= Vincent Fantauzzo =

Australian painter (born 1977)

Vincent Fantauzzo (born 1977) is an Australian portrait artist. He is known for his award-winning portraits of Heath Ledger, Brandon Walters, Matt Moran, Emma Hack, Baz Luhrmann, and his wife Asher Keddie. He has won the Doug Moran National Portrait Prize twice, the Archibald Packing Room Prize, and the Archibald People's Choice Award four times.

== Early life and education ==
Vincent Fantauzzo was born in Manchester, England in 1977. His family migrated to Australia when he was a child.

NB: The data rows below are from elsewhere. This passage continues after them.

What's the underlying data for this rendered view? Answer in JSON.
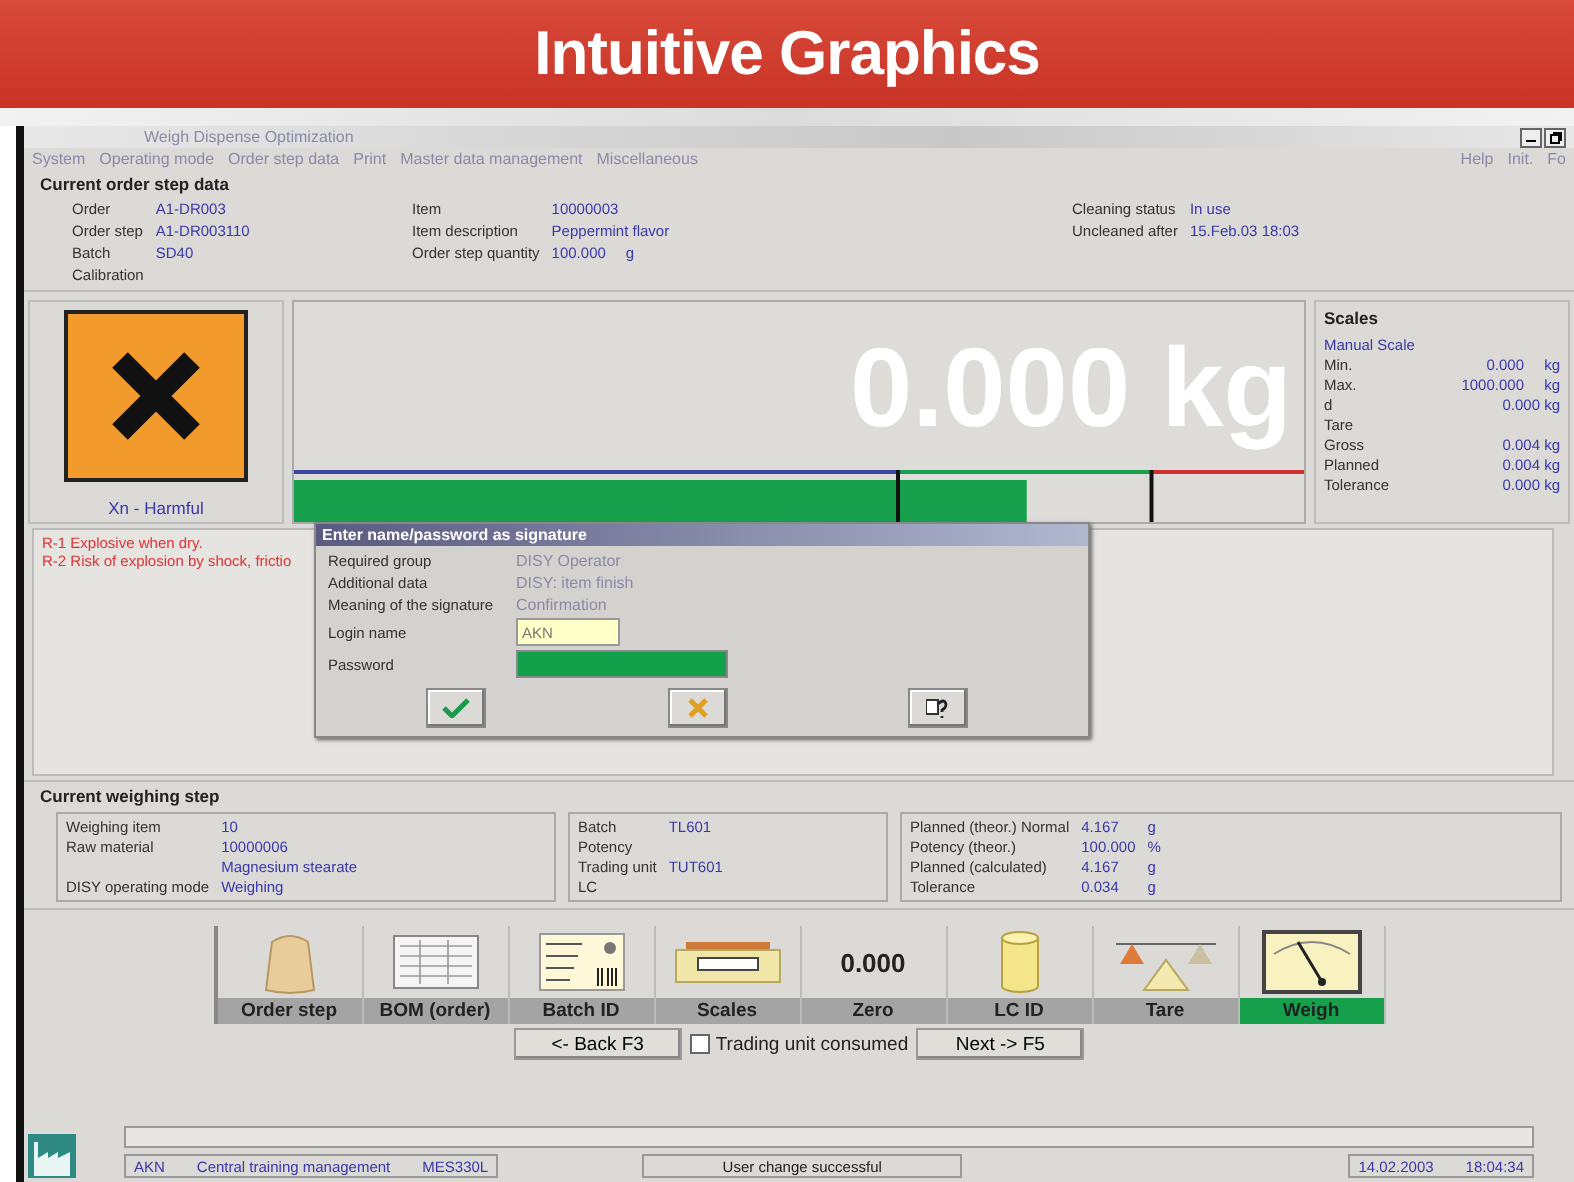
{
  "banner": {
    "title": "Intuitive Graphics"
  },
  "window": {
    "title": "Weigh Dispense Optimization"
  },
  "menu": {
    "items": [
      "System",
      "Operating mode",
      "Order step data",
      "Print",
      "Master data management",
      "Miscellaneous"
    ],
    "right_items": [
      "Help",
      "Init.",
      "Fo"
    ]
  },
  "order_step": {
    "title": "Current order step data",
    "columns": [
      [
        {
          "label": "Order",
          "value": "A1-DR003"
        },
        {
          "label": "Order step",
          "value": "A1-DR003110"
        },
        {
          "label": "Batch",
          "value": "SD40"
        },
        {
          "label": "Calibration"
        }
      ],
      [
        {
          "label": "Item",
          "value": "10000003"
        },
        {
          "label": "Item description",
          "value": "Peppermint flavor"
        },
        {
          "label": "Order step quantity",
          "value": "100.000",
          "unit": "g"
        }
      ],
      [
        {
          "label": "Cleaning status",
          "value": "In use"
        },
        {
          "label": "Uncleaned after",
          "value": "15.Feb.03 18:03"
        }
      ]
    ]
  },
  "hazard": {
    "label": "Xn - Harmful"
  },
  "display": {
    "reading": "0.000 kg"
  },
  "scales": {
    "title": "Scales",
    "subtitle": "Manual Scale",
    "rows": [
      {
        "label": "Min.",
        "value": "0.000",
        "unit": "kg"
      },
      {
        "label": "Max.",
        "value": "1000.000",
        "unit": "kg"
      },
      {
        "label": "d",
        "value": "0.000 kg"
      },
      {
        "label": "Tare"
      },
      {
        "label": "Gross",
        "value": "0.004 kg"
      },
      {
        "label": "Planned",
        "value": "0.004 kg"
      },
      {
        "label": "Tolerance",
        "value": "0.000 kg"
      }
    ]
  },
  "risks": [
    "R-1 Explosive when dry.",
    "R-2 Risk of explosion by shock, frictio"
  ],
  "dialog": {
    "title": "Enter name/password as signature",
    "rows": [
      {
        "label": "Required group",
        "value": "DISY Operator"
      },
      {
        "label": "Additional data",
        "value": "DISY: item finish"
      },
      {
        "label": "Meaning of the signature",
        "value": "Confirmation"
      }
    ],
    "login_label": "Login name",
    "login_value": "AKN",
    "password_label": "Password",
    "buttons": [
      {
        "kind": "ok"
      },
      {
        "kind": "cancel"
      },
      {
        "kind": "help"
      }
    ]
  },
  "weighing_step": {
    "title": "Current weighing step",
    "groups": [
      [
        {
          "label": "Weighing item",
          "value": "10"
        },
        {
          "label": "Raw material",
          "value": "10000006"
        },
        {
          "value": "Magnesium stearate"
        },
        {
          "label": "DISY operating mode",
          "value": "Weighing"
        }
      ],
      [
        {
          "label": "Batch",
          "value": "TL601"
        },
        {
          "label": "Potency"
        },
        {
          "label": "Trading unit",
          "value": "TUT601"
        },
        {
          "label": "LC"
        }
      ],
      [
        {
          "label": "Planned (theor.) Normal",
          "value": "4.167",
          "unit": "g"
        },
        {
          "label": "Potency (theor.)",
          "value": "100.000",
          "unit": "%"
        },
        {
          "label": "Planned (calculated)",
          "value": "4.167",
          "unit": "g"
        },
        {
          "label": "Tolerance",
          "value": "0.034",
          "unit": "g"
        }
      ]
    ]
  },
  "toolbar": {
    "items": [
      {
        "label": "Order step",
        "kind": "bag",
        "selected": false
      },
      {
        "label": "BOM (order)",
        "kind": "table",
        "selected": false
      },
      {
        "label": "Batch ID",
        "kind": "label",
        "selected": false
      },
      {
        "label": "Scales",
        "kind": "scale",
        "selected": false
      },
      {
        "label": "Zero",
        "kind": "zero",
        "display": "0.000",
        "selected": false
      },
      {
        "label": "LC ID",
        "kind": "container",
        "selected": false
      },
      {
        "label": "Tare",
        "kind": "balance",
        "selected": false
      },
      {
        "label": "Weigh",
        "kind": "gauge",
        "selected": true
      }
    ]
  },
  "nav": {
    "back": "<- Back F3",
    "checkbox": {
      "label": "Trading unit consumed",
      "checked": false
    },
    "next": "Next -> F5"
  },
  "status": {
    "fields": [
      "AKN",
      "Central training management",
      "MES330L"
    ],
    "message": "User change successful",
    "date": "14.02.2003",
    "time": "18:04:34"
  }
}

He has a Bachelor of Fine Art (Painting) (2003) and a Master of Fine Art (2005) from RMIT University in Melbourne.

== Career ==
Fantauzzo is known for his photorealistic style.

Fantauzzo has had solo exhibitions at Dianne Tanzer Gallery in Melbourne in 2007 and 2008 and in Mumbai India in 2007. He won the 2003 Tolarno RMIT Partnership Prize and was a finalist in the 2007 Shirley Hannan Portrait Prize, City of Darebin La Trobe University Acquisitive Art Prize (DLAP), Whyalla Art Award, and Duke Gold Coast Art Prize.

In 2008 he was awarded an artist's residency at Chancery Lane Gallery in Hong Kong where he had a solo exhibition. He has also had solo exhibitions at the L. A. Art Fair and at Sydney's Boutwell Draper Gallery, which coincided with the opening of the Archibald. He was a finalist in 2008's Metro 5 Art Award, and Duke Gold Coast Art Prize.

Fantauzzo was chosen to paint the official portrait of former Labor Prime Minister Julia Gillard in 2017. The portrait was unveiled in Parliament House, Canberra, on 24 October 2018.

Melbourne City Council removed Fantauzzo's painting of a lane's road surface in warped black and white chequered squares in 2017 because of safety concerns. Art critic for The Australian, Christopher Allen, wrote that Fantauzzo's photorealistic style is to painting what lip-syncing is to singing. Allen described the portrait of Keddie in 2013 as "an elaborate oil rendition of a photograph that trivialises the art of painting and that of photography, as well as apparently contravening the rules of the exhibition." (Archibald submissions must be produced from life.)

==Selected works==
- 2008 Heath – (Heath Ledger) Archibald People's Choice
- 2009 Brandon – (Brandon Walters) Archibald People's Choice
- 2011 Matt Moran – Archibald Packing Room Prize
- 2011 Baz Luhrmann "Off Screen" – Doug Moran National Portrait Prize
- 2013 Love Face – (Asher Keddie) Archibald People's Choice
- 2014 All that's good in me – (self-portrait as son Luca) Archibald People's Choice
- 2021 Muse – (Asher Keddie) Doug Moran National Portrait Prize (joint winner)

Fantauzzo published his memoir, Unveiled, in 2025.

==Personal life ==
Fantauzzo has a son with his first wife, Michelle.

Fantauzzo met actor Asher Keddie in 2012 after both had separated from their spouses. His 2012 portrait of Keddie won the People's Choice Award at the 2013 Archibald Prize. They married in April 2014 and Keddie bore a son the following year.